Understanding the experience of the funding process is a perfect fit for the human-centered approach we specialize in. Our interviews used the same topic structure and started in the same place, but by the halfway point, each interview had turned into a semi-structured conversation. Forsaking the predictability of a cookie-cutter approach allowed us to learn the needs, histories, priorities, pain points, hopes, and fears of each interviewee. Then, our follow-up survey zeroed in on particularly hot topics from our interviews. This two-phase research process allowed us to report on what grantees actually felt was important.

What’s the big deal about trust and transparency?

We think one reason that trust and transparency kept coming up is that these are complex topics in any business relationship, but particularly in one with a baked-in power asymmetry. No matter how honest and genuine the conversations between an executive director and an investment lead, one of them is responsible for the other’s organizational survival. But even though it’s not an easy playing field, both Luminate and grantees expressed over and over their hope and their optimism that the relationship actually could be a healthy and open one.

In a trusting relationship, both parties are confident that the other has their interests in mind. In this case, grantees need to see that Luminate truly understands their point of view, and they need to be involved in determining what kind of support is best for them. And, again and again, they brought up the theme of transparency. Transparency doesn’t always lead to trust in relationships, but in most cases, it’s certainly a big step in the right direction.

One major way to bring trust to this challenging area is by sharing as much information as possible about the funding process, the choice of metrics, diversity/equity/inclusion issues, and funders’ dual personal and professional role.

When trust and transparency clash

Not many funders would have the courage to commission a study that was bound to lead into some of the most sensitive areas of their work. The Luminate team was deeply curious about their grantees’ experience, and they saw this study as a way to learn.

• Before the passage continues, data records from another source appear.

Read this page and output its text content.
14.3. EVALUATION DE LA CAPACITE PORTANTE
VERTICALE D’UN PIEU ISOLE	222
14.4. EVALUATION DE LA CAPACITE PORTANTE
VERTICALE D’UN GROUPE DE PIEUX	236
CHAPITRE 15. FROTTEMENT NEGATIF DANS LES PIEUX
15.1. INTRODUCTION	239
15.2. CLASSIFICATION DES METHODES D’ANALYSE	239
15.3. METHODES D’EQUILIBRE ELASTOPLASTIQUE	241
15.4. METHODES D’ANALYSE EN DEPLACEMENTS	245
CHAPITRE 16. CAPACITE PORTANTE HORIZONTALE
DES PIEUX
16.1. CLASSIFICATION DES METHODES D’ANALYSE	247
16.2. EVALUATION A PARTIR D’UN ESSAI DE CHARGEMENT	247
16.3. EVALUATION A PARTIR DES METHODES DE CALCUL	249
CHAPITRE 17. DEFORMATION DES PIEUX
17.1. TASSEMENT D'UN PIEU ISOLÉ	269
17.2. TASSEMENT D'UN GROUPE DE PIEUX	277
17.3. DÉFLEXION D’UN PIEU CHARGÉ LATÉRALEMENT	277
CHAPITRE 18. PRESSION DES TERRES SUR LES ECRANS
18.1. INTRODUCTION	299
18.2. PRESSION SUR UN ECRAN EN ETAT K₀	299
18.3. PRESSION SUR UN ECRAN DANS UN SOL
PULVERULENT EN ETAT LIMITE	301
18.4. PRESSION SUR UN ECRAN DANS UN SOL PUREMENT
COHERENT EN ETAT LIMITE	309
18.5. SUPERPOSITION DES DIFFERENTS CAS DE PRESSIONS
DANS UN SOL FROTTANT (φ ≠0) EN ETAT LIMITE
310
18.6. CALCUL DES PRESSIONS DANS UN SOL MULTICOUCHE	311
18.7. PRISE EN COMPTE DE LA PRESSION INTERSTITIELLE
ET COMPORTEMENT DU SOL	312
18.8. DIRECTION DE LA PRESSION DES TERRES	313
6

In order to help Luminate learn about trust and transparency, we actually needed to develop strong practices around privacy and anonymity in our research process. Our commitment to strong security practices during the research process meant that, Luminate didn’t have visibility into who said what, but they were able to engage deeply in the research design process. Our methods, process, and approach were all transparent with Luminate, with participants, and now with you. If you are interested in following a similar process, definitely dig into the methods and the guides, as well as our blog posts about threat modeling and data practices and earning trust in sensitive interviews. Security threat modeling and ethical practices in design research complement each other beautifully, and we hope that by sharing our tools, others researching sensitive topics can take this approach as well.

An inspiring collaboration for us – and, we hope, for you

We hope that both the insights and methodology are useful and inspiring to you. And we want to express our warmest admiration to the team at Luminate, for their openness throughout this challenging process. One last thanks to Objectively for helping to breathe life into the report on the web. We hope that this report will spark a spirited conversation about how funders and grantees can work together more mindfully, holistically, and, in the end, effectively.